A node is a section of a circuit which connects components to each other. All of the current entering a node must leave a node, according to Kirchoff's Current Law. Every point on the node is at the same voltage, no matter how close it is to each component, because the connections between components are perfect conductors. This voltage is called the node voltage, and is the voltage difference between the node and an arbitrary reference, the ground point. The ground point is a node which is defined as having zero voltage. The ground node should be chosen carefully for convenience. Note that the ground node does not necessarily represent an actual connection to ground, it is just a device to make the analysis simpler. For example, if a node has a voltage of 5 Volts, then the voltage drop between that node and the ground node will be 5 Volts.

Note that in real circuits, nodes are made up of wires, which are not perfect conductors, and so the voltage is not perfectly the same everywhere on the node. This distinction is only important in demanding applications, such as low noise audio, high speed digital circuits (like modern computers), etc. If we look at how a particular circuit functions an engineer might be able to select check points that are diametrically opposite of each other, this signifies two points of current crossing over to another point this can be another method in testing a circuit to determine how nodes work.

## Nodal Analysis

Nodal analysis is a formalized procedure based on KCL equations.

Steps:

1. Identify all nodes.
2. Choose a reference node. Identify it with reference (ground) symbol. A good choice is the node with the most branches, or a node which can immediately give you another node voltage (e.g., below a voltage source).
3. Assign voltage variables to the other nodes (these are node voltages.)
4. Write a KCL equation for each node (sum the currents leaving the node and set equal to zero). Rearrange these equations into the form A*V1+B*V2=C (or similar for equations with more voltage variables.)
5. Solve the system of equations from step 4. There are a number of techniques that can be used: simple substitution, Cramer's rule, the adjoint matrix method, etc.

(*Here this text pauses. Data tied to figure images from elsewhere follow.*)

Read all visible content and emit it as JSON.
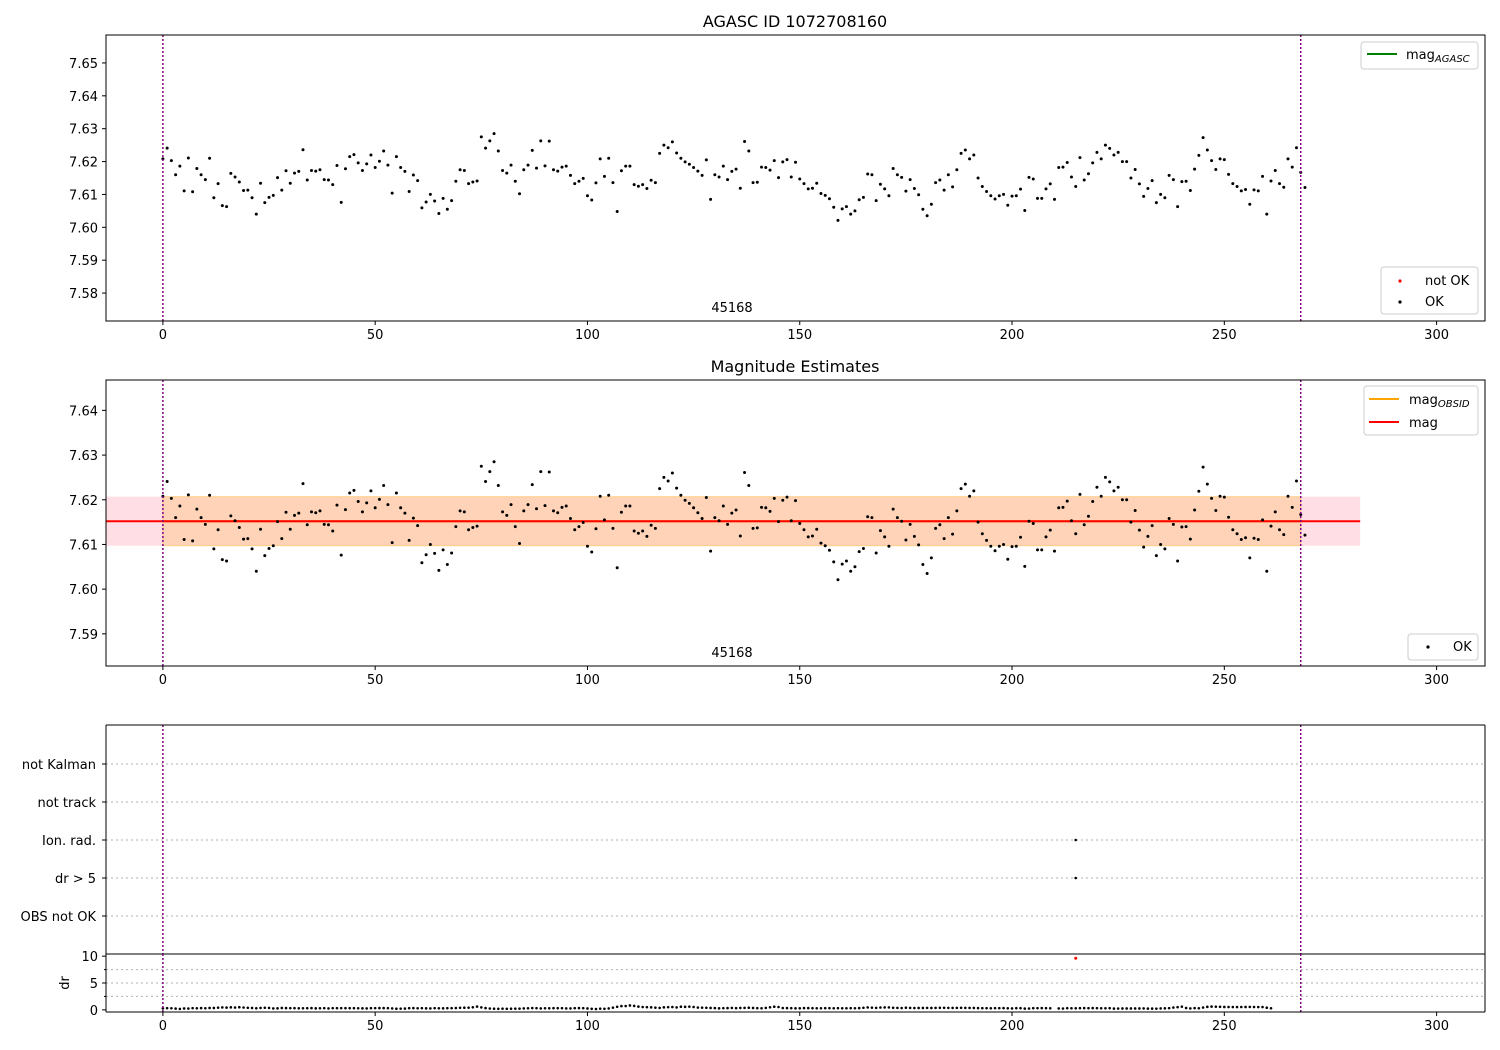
{
  "figure": {
    "colors": {
      "ok_point": "#000000",
      "not_ok_point": "#ff0000",
      "obsid_boundary": "#800080",
      "mag_agasc_line": "#008000",
      "mag_obsid_line": "#ffa500",
      "mag_line": "#ff0000",
      "obsid_band": "#ffa500",
      "mag_band": "#ffc0cb",
      "grid": "#b0b0b0"
    }
  },
  "chart_data": [
    {
      "type": "scatter",
      "title": "AGASC ID 1072708160",
      "xlim": [
        -13.4,
        311.4
      ],
      "ylim": [
        7.5715,
        7.6585
      ],
      "xticks": [
        0,
        50,
        100,
        150,
        200,
        250,
        300
      ],
      "yticks": [
        7.58,
        7.59,
        7.6,
        7.61,
        7.62,
        7.63,
        7.64,
        7.65
      ],
      "obsid_boundaries": [
        0,
        268
      ],
      "obsid_label": "45168",
      "series": [
        {
          "name": "not OK",
          "color": "#ff0000",
          "x": [],
          "y": []
        },
        {
          "name": "OK",
          "color": "#000000",
          "x_start": 0,
          "x_step": 1,
          "y": [
            7.6208,
            7.6241,
            7.6203,
            7.616,
            7.6186,
            7.6111,
            7.6211,
            7.6108,
            7.6179,
            7.616,
            7.6145,
            7.621,
            7.609,
            7.6133,
            7.6066,
            7.6063,
            7.6164,
            7.6153,
            7.6138,
            7.6112,
            7.6113,
            7.609,
            7.604,
            7.6134,
            7.6075,
            7.6091,
            7.6097,
            7.6151,
            7.6113,
            7.6172,
            7.6134,
            7.6165,
            7.617,
            7.6236,
            7.6144,
            7.6173,
            7.6171,
            7.6175,
            7.6145,
            7.6144,
            7.613,
            7.6188,
            7.6076,
            7.6178,
            7.6215,
            7.6221,
            7.6196,
            7.6173,
            7.6193,
            7.622,
            7.6182,
            7.6201,
            7.6232,
            7.6189,
            7.6104,
            7.6215,
            7.6182,
            7.617,
            7.6109,
            7.6159,
            7.6142,
            7.6059,
            7.6077,
            7.61,
            7.608,
            7.6042,
            7.6088,
            7.6055,
            7.6081,
            7.614,
            7.6175,
            7.6173,
            7.6133,
            7.6138,
            7.6141,
            7.6275,
            7.6241,
            7.6263,
            7.6285,
            7.6232,
            7.6173,
            7.6165,
            7.6189,
            7.614,
            7.6102,
            7.6175,
            7.6189,
            7.6234,
            7.618,
            7.6263,
            7.6187,
            7.6262,
            7.6175,
            7.6171,
            7.6183,
            7.6186,
            7.6158,
            7.6133,
            7.614,
            7.6149,
            7.6096,
            7.6083,
            7.6135,
            7.6208,
            7.6155,
            7.621,
            7.6136,
            7.6048,
            7.6172,
            7.6186,
            7.6186,
            7.613,
            7.6125,
            7.613,
            7.6118,
            7.6143,
            7.6136,
            7.6225,
            7.625,
            7.6242,
            7.626,
            7.6226,
            7.621,
            7.6199,
            7.6192,
            7.6182,
            7.6171,
            7.6158,
            7.6205,
            7.6085,
            7.616,
            7.6153,
            7.6186,
            7.6145,
            7.617,
            7.6177,
            7.6119,
            7.6261,
            7.6232,
            7.6136,
            7.6137,
            7.6183,
            7.6182,
            7.6174,
            7.6203,
            7.6151,
            7.6199,
            7.6206,
            7.6153,
            7.6198,
            7.6147,
            7.6133,
            7.6117,
            7.6119,
            7.6134,
            7.6103,
            7.6097,
            7.6087,
            7.6061,
            7.6021,
            7.6056,
            7.6063,
            7.604,
            7.605,
            7.6084,
            7.6091,
            7.6162,
            7.616,
            7.6081,
            7.6131,
            7.6117,
            7.6096,
            7.6179,
            7.616,
            7.6152,
            7.611,
            7.6145,
            7.6118,
            7.6099,
            7.6055,
            7.6035,
            7.607,
            7.6136,
            7.6144,
            7.6113,
            7.616,
            7.6123,
            7.6175,
            7.6225,
            7.6235,
            7.6208,
            7.622,
            7.615,
            7.6124,
            7.6109,
            7.6096,
            7.6086,
            7.6096,
            7.61,
            7.6067,
            7.6095,
            7.6096,
            7.6116,
            7.6051,
            7.6152,
            7.6147,
            7.6088,
            7.6088,
            7.6117,
            7.6132,
            7.6085,
            7.6182,
            7.6183,
            7.6197,
            7.6153,
            7.6124,
            7.6212,
            7.6144,
            7.6163,
            7.6196,
            7.6228,
            7.6208,
            7.625,
            7.624,
            7.622,
            7.6228,
            7.62,
            7.62,
            7.615,
            7.6176,
            7.6132,
            7.6094,
            7.6118,
            7.6142,
            7.6075,
            7.61,
            7.609,
            7.6158,
            7.6145,
            7.6063,
            7.6139,
            7.614,
            7.6112,
            7.6177,
            7.6219,
            7.6273,
            7.6235,
            7.6203,
            7.6176,
            7.6208,
            7.6206,
            7.6161,
            7.6133,
            7.6124,
            7.6111,
            7.6115,
            7.607,
            7.6114,
            7.6111,
            7.6155,
            7.604,
            7.6141,
            7.6173,
            7.6133,
            7.6122,
            7.6208,
            7.6183,
            7.6242,
            7.6167,
            7.6121
          ]
        }
      ],
      "legends": [
        {
          "position": "upper right",
          "entries": [
            {
              "label": "mag",
              "subscript": "AGASC",
              "kind": "line",
              "color": "#008000"
            }
          ]
        },
        {
          "position": "lower right",
          "entries": [
            {
              "label": "not OK",
              "kind": "point",
              "color": "#ff0000"
            },
            {
              "label": "OK",
              "kind": "point",
              "color": "#000000"
            }
          ]
        }
      ]
    },
    {
      "type": "scatter",
      "title": "Magnitude Estimates",
      "xlim": [
        -13.4,
        311.4
      ],
      "ylim": [
        7.5828,
        7.6468
      ],
      "xticks": [
        0,
        50,
        100,
        150,
        200,
        250,
        300
      ],
      "yticks": [
        7.59,
        7.6,
        7.61,
        7.62,
        7.63,
        7.64
      ],
      "obsid_boundaries": [
        0,
        268
      ],
      "obsid_label": "45168",
      "lines": [
        {
          "name": "mag",
          "subscript": "OBSID",
          "color": "#ffa500",
          "y": 7.6152,
          "band": [
            7.6097,
            7.6207
          ],
          "x_range": [
            0,
            268
          ]
        },
        {
          "name": "mag",
          "color": "#ff0000",
          "y": 7.6152,
          "band": [
            7.6097,
            7.6207
          ],
          "x_range": [
            -13.4,
            282
          ]
        }
      ],
      "series": [
        {
          "name": "OK",
          "color": "#000000",
          "x_start": 0,
          "x_step": 1,
          "same_as_panel": 0
        }
      ],
      "legends": [
        {
          "position": "upper right",
          "entries": [
            {
              "label": "mag",
              "subscript": "OBSID",
              "kind": "line",
              "color": "#ffa500"
            },
            {
              "label": "mag",
              "kind": "line",
              "color": "#ff0000"
            }
          ]
        },
        {
          "position": "lower right",
          "entries": [
            {
              "label": "OK",
              "kind": "point",
              "color": "#000000"
            }
          ]
        }
      ]
    },
    {
      "type": "scatter",
      "title": "",
      "xlim": [
        -13.4,
        311.4
      ],
      "xticks": [
        0,
        50,
        100,
        150,
        200,
        250,
        300
      ],
      "obsid_boundaries": [
        0,
        268
      ],
      "categories": [
        "not Kalman",
        "not track",
        "Ion. rad.",
        "dr > 5",
        "OBS not OK"
      ],
      "flags": [
        {
          "category": "Ion. rad.",
          "x": [
            215
          ],
          "color": "#000000"
        },
        {
          "category": "dr > 5",
          "x": [
            215
          ],
          "color": "#000000"
        }
      ]
    },
    {
      "type": "scatter",
      "title": "",
      "ylabel": "dr",
      "xlim": [
        -13.4,
        311.4
      ],
      "ylim": [
        -0.4,
        10.4
      ],
      "xticks": [
        0,
        50,
        100,
        150,
        200,
        250,
        300
      ],
      "yticks": [
        0,
        5,
        10
      ],
      "obsid_boundaries": [
        0,
        268
      ],
      "series": [
        {
          "name": "dr",
          "color": "#000000",
          "x_start": 0,
          "x_step": 1,
          "y": [
            0.28,
            0.31,
            0.3,
            0.24,
            0.18,
            0.26,
            0.25,
            0.32,
            0.29,
            0.33,
            0.3,
            0.35,
            0.35,
            0.41,
            0.45,
            0.42,
            0.47,
            0.43,
            0.49,
            0.44,
            0.39,
            0.35,
            0.3,
            0.36,
            0.39,
            0.36,
            0.27,
            0.28,
            0.35,
            0.33,
            0.32,
            0.31,
            0.29,
            0.3,
            0.31,
            0.33,
            0.28,
            0.3,
            0.32,
            0.27,
            0.32,
            0.31,
            0.32,
            0.31,
            0.31,
            0.31,
            0.3,
            0.28,
            0.27,
            0.31,
            0.32,
            0.33,
            0.33,
            0.31,
            0.27,
            0.21,
            0.23,
            0.24,
            0.31,
            0.33,
            0.3,
            0.32,
            0.28,
            0.27,
            0.32,
            0.29,
            0.28,
            0.31,
            0.32,
            0.34,
            0.38,
            0.4,
            0.41,
            0.48,
            0.61,
            0.45,
            0.33,
            0.25,
            0.21,
            0.2,
            0.22,
            0.2,
            0.21,
            0.22,
            0.23,
            0.27,
            0.3,
            0.34,
            0.31,
            0.27,
            0.3,
            0.29,
            0.31,
            0.31,
            0.31,
            0.27,
            0.27,
            0.31,
            0.33,
            0.31,
            0.26,
            0.2,
            0.16,
            0.22,
            0.2,
            0.27,
            0.41,
            0.57,
            0.7,
            0.71,
            0.82,
            0.73,
            0.61,
            0.53,
            0.5,
            0.47,
            0.41,
            0.36,
            0.47,
            0.51,
            0.52,
            0.45,
            0.58,
            0.56,
            0.6,
            0.53,
            0.43,
            0.41,
            0.39,
            0.35,
            0.33,
            0.28,
            0.32,
            0.33,
            0.36,
            0.31,
            0.36,
            0.37,
            0.4,
            0.35,
            0.31,
            0.29,
            0.37,
            0.48,
            0.58,
            0.53,
            0.34,
            0.33,
            0.31,
            0.28,
            0.29,
            0.33,
            0.33,
            0.31,
            0.3,
            0.3,
            0.31,
            0.32,
            0.3,
            0.31,
            0.3,
            0.3,
            0.31,
            0.3,
            0.33,
            0.39,
            0.45,
            0.41,
            0.37,
            0.44,
            0.45,
            0.46,
            0.38,
            0.37,
            0.34,
            0.4,
            0.36,
            0.34,
            0.35,
            0.35,
            0.37,
            0.35,
            0.36,
            0.38,
            0.38,
            0.37,
            0.36,
            0.37,
            0.38,
            0.37,
            0.36,
            0.35,
            0.33,
            0.31,
            0.31,
            0.3,
            0.32,
            0.32,
            0.33,
            0.29,
            0.27,
            0.31,
            0.31,
            0.24,
            0.25,
            0.31,
            0.32,
            0.33,
            0.31,
            0.29,
            9.6,
            0.27,
            0.25,
            0.31,
            0.3,
            0.29,
            0.31,
            0.33,
            0.31,
            0.33,
            0.31,
            0.29,
            0.3,
            0.31,
            0.24,
            0.25,
            0.26,
            0.26,
            0.26,
            0.26,
            0.26,
            0.27,
            0.24,
            0.24,
            0.23,
            0.27,
            0.28,
            0.32,
            0.43,
            0.5,
            0.59,
            0.35,
            0.27,
            0.33,
            0.3,
            0.44,
            0.56,
            0.61,
            0.59,
            0.57,
            0.54,
            0.53,
            0.52,
            0.52,
            0.53,
            0.54,
            0.55,
            0.53,
            0.52,
            0.52,
            0.4,
            0.3
          ],
          "outliers": [
            {
              "x": 215,
              "y": 9.6,
              "color": "#ff0000"
            }
          ]
        }
      ]
    }
  ]
}
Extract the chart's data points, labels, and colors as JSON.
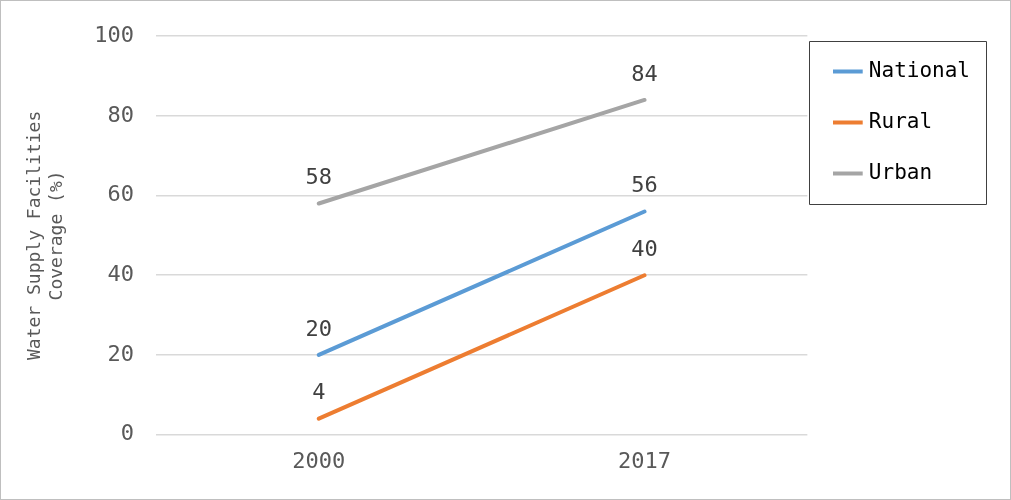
{
  "chart_data": {
    "type": "line",
    "ylabel": "Water Supply Facilities Coverage (%)",
    "categories": [
      "2000",
      "2017"
    ],
    "series": [
      {
        "name": "National",
        "color": "#5b9bd5",
        "values": [
          20,
          56
        ]
      },
      {
        "name": "Rural",
        "color": "#ed7d31",
        "values": [
          4,
          40
        ]
      },
      {
        "name": "Urban",
        "color": "#a5a5a5",
        "values": [
          58,
          84
        ]
      }
    ],
    "ylim": [
      0,
      100
    ],
    "yticks": [
      0,
      20,
      40,
      60,
      80,
      100
    ],
    "grid": "y",
    "legend": "right",
    "marker": "none",
    "line_style": "solid",
    "data_labels": true
  }
}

## Complications in Nodal Analysis

1. Dependent Current Source
Solution: Write KVL equations for each node. Then express the extra variable (whatever the current source depends on) in terms of node voltages. Rearrange into the form from step 4 above. Solve as in step 5.
2. Independent Voltage Source
Problem: We know nothing about the current through the voltage source. We cannot write KCL equations for the nodes the voltage source is connected to.
Solution: If the voltage source is between the reference node and any other node, we have been given a 'free' node voltage: the node voltage must be equal to the voltage source value! Otherwise, use a 'super-node', consisting of the source and the nodes it is connected to. Write a KCL equation for all current entering and leaving the super-node. Now we have one equation and two unknowns (the node voltages). Another equation that relates these voltages is the equation provided by the voltage source (V2-V1=source value). This new system of equations can be solved as in Step 5 above.
3. Dependent Voltage Source
Solution: Same as an independent voltage source, with an extra step. First write a super-node KCL equation. Then write the source controlling quantity (dependence quantity?) in terms of the node voltages. Rearrange the equation to be in the A*V1+B*V2=C form. Solve the system as above.

## Example

Given the Circuit below, find the voltages at all nodes. node 0: $V_{0}=0V\,$ (defined as ground node)
node 1: $V_{1}=9V\,$ (free node voltage)
node 2: ${\frac {V_{1}-V_{2}}{1k}}={\frac {V_{2}-V_{0}}{3k}}+{\frac {V_{2}-V_{3}}{2k}}$ node 3: ${\frac {V_{2}-V_{3}}{2k}}={\frac {V_{3}-V_{0}}{2k}}$ which results in the following system of linear equations: $\left\{{\begin{matrix}+11V_{2}&-3V_{3}&=&54\\+1V_{2}&-2V_{3}&=&0\end{matrix}}\right.$ therefore, the solution is: $\left\{{\begin{matrix}V_{0}=0.00V\\V_{1}=9.00V\\V_{2}=5.68V\\V_{3}=2.84V\end{matrix}}\right.$ Another solution with KCL would be to solve node in terms of node 2;

${\frac {V_{2}-9V}{1k}}+{\frac {V_{2}}{3k}}+{\frac {V_{2}}{4k}}=0$